Des métaux recyclables à grande échelle
Ce basculement est central pour une stratégie RSE. Les métaux du groupe platine, bien que précieux, sont associés à des chaînes d’approvisionnement contraintes, à des marchés volatils et à des enjeux géopolitiques sensibles. À l’inverse, l’aluminium et le cuivre sont intégrés dans des marchés profonds, dotés d’infrastructures de recyclage matures. En d’autres termes, la valeur contenue dans un véhicule électrique est non seulement plus élevée, mais aussi plus stable et plus facilement réintégrable dans un cycle industriel circulaire.
La transformation est également physique. Un véhicule électrique embarque environ 250 kilogrammes d’aluminium et 60 kilogrammes de cuivre, contre respectivement 140 et 23 kilogrammes pour un thermique, explique Wastetide dans son étude publiée le 27 mars 2026. Ces volumes plus importants permettent des taux de récupération élevés et des gains environnementaux significatifs. À l’échelle européenne, la récupération des matériaux issus des véhicules hors d’usage permet déjà d’éviter 20,7 millions de tonnes de CO₂ par an. L’aluminium, dont la production primaire est très émettrice, joue un rôle déterminant dans ce bilan. Son recyclage génère un différentiel d’émissions particulièrement favorable, ce qui renforce mécaniquement l’intérêt environnemental des véhicules qui en contiennent davantage.
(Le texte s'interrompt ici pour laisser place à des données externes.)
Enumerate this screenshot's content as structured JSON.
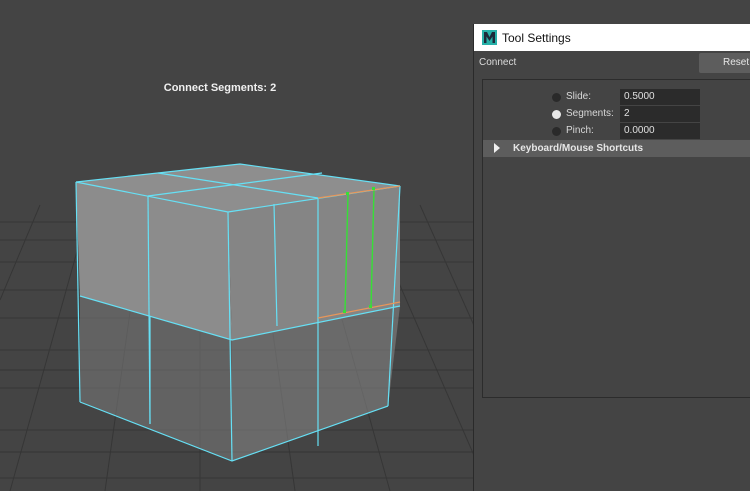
{
  "viewport": {
    "hud_text": "Connect Segments: 2"
  },
  "tool_settings": {
    "window_title": "Tool Settings",
    "logo_letter": "M",
    "tool_name": "Connect",
    "reset_button_label": "Reset T",
    "options": [
      {
        "label": "Slide:",
        "value": "0.5000",
        "selected": false
      },
      {
        "label": "Segments:",
        "value": "2",
        "selected": true
      },
      {
        "label": "Pinch:",
        "value": "0.0000",
        "selected": false
      }
    ],
    "section_header": "Keyboard/Mouse Shortcuts"
  },
  "colors": {
    "wireframe": "#66e0f5",
    "new_edges": "#36e036",
    "selected_edges": "#e8965a",
    "logo": "#27b0a8"
  }
}
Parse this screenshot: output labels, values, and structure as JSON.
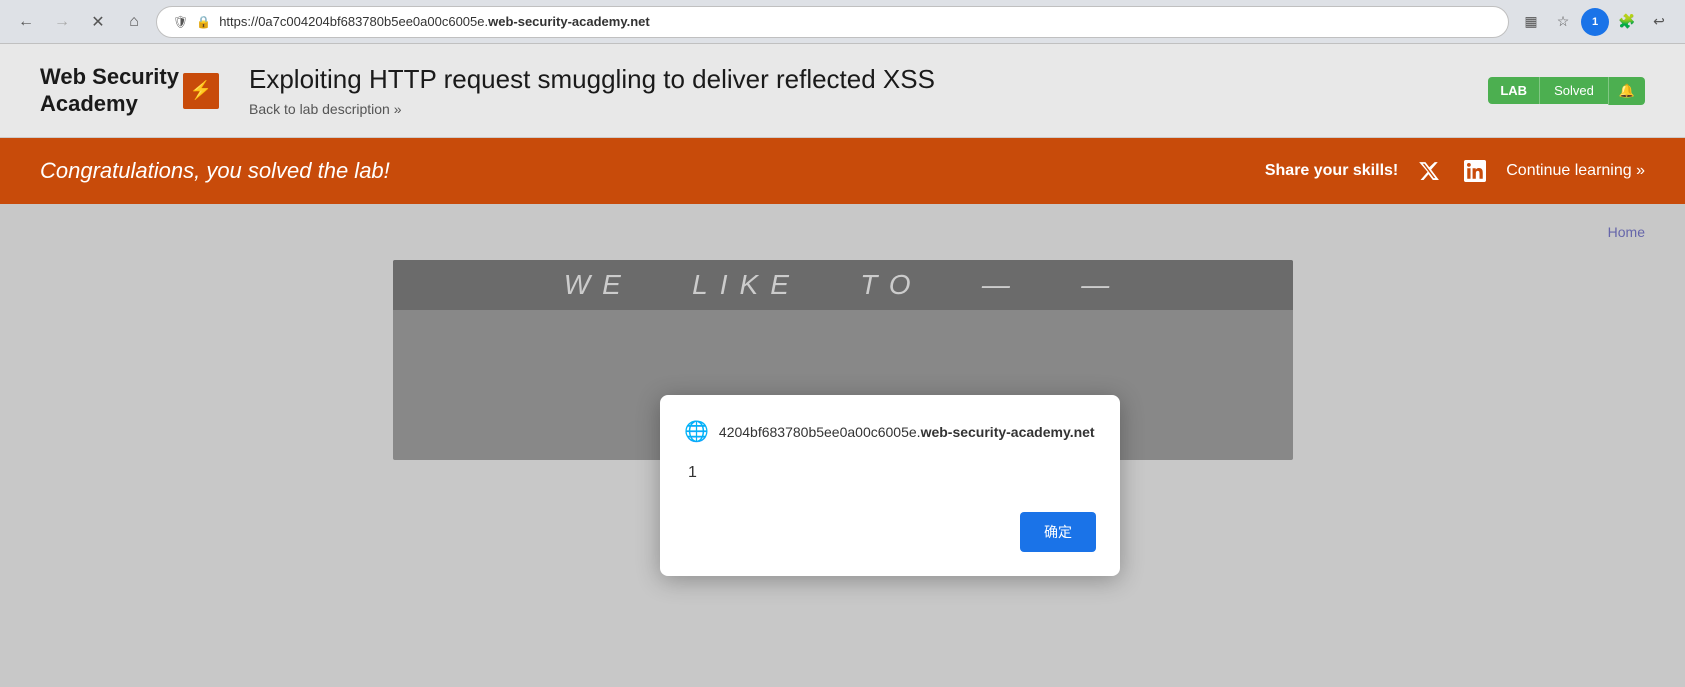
{
  "browser": {
    "url_prefix": "https://0a7c004204bf683780b5ee0a00c6005e.",
    "url_domain": "web-security-academy.net",
    "back_disabled": false,
    "forward_disabled": true
  },
  "header": {
    "logo_line1": "Web Security",
    "logo_line2": "Academy",
    "logo_icon": "⚡",
    "lab_title": "Exploiting HTTP request smuggling to deliver reflected XSS",
    "back_link": "Back to lab description »",
    "badge_lab": "LAB",
    "badge_solved": "Solved",
    "badge_bell": "🔔"
  },
  "banner": {
    "congrats_text": "Congratulations, you solved the lab!",
    "share_label": "Share your skills!",
    "twitter_icon": "𝕏",
    "linkedin_icon": "in",
    "continue_label": "Continue learning »"
  },
  "content": {
    "home_link": "Home",
    "website_title": "WE LIKE TO —  —"
  },
  "dialog": {
    "globe_icon": "🌐",
    "domain_prefix": "4204bf683780b5ee0a00c6005e.",
    "domain_suffix": "web-security-academy.net",
    "message": "1",
    "ok_button": "确定"
  }
}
Améliorer les émissions de Scope 3
Pour les constructeurs, ces données changent la lecture du cycle de vie. La fin de vie du véhicule devient un levier tangible de réduction des émissions de Scope 3, c’est-à-dire celles liées aux matériaux et à la chaîne d’approvisionnement. L’étude estime qu’un constructeur produisant un million de véhicules par an peut réduire de 90 à 120 kilotonnes de CO₂ ses émissions amont grâce au recyclage en boucle fermée de l’aluminium. Cette contribution est immédiatement quantifiable et directement valorisable dans les reporting extra-financiers.
Au-delà du carbone, c’est la logique même de circularité qui évolue. Le véhicule électrique s’inscrit davantage dans une économie de flux continus de matières. Chaque véhicule devient une réserve de métaux industriels facilement réinjectables dans la production. À l’échelle du parc européen, estimé à 249 millions de véhicules, cette « mine urbaine » représente un gisement stratégique. À terme, la récupération du cuivre issu des véhicules pourrait couvrir jusqu’à 5 à 7 % de l’approvisionnement européen , dans un contexte de tensions croissantes sur cette ressource.
Vers une hausse de la valeur du parc automobile
Certes, la transition n’est pas exempte de paradoxes à court terme. La disparition progressive des pots catalytiques entraîne une baisse temporaire de la valeur totale des matériaux récupérés, liée à la chute des métaux précieux. Mais cette phase transitoire ne remet pas en cause la tendance de fond. À mesure que les véhicules électriques deviendront majoritaires dans les flux de fin de vie, l’enrichissement en métaux industriels prendra le relais et renforcera la valeur globale du gisement.
Un point mérite enfin d’être souligné pour mesurer pleinement l’intérêt du véhicule électrique dans une logique RSE : l’analyse exclut volontairement la batterie. Les matériaux qu’elle contient, notamment le lithium, le cobalt et le nickel, relèvent d’une chaîne de valeur spécifique. Leur intégration renforcerait encore l’avantage global de l’électrique en fin de vie, tant en termes de valeur que de potentiel de recyclage.
Ainsi, loin de se limiter à un bénéfice en phase d’usage, l’électrification améliore la performance du véhicule sur l’ensemble de son cycle de vie. Elle permet de transformer un déchet en ressource plus riche, plus stable et plus facilement réutilisable. Pour les constructeurs engagés dans des stratégies RSE, cette dimension constitue un argument supplémentaire en faveur de l’électrique. Le véhicule de demain ne sera pas seulement moins émetteur sur la route, il sera aussi, une fois hors d’usage, un actif industriel mieux valorisé.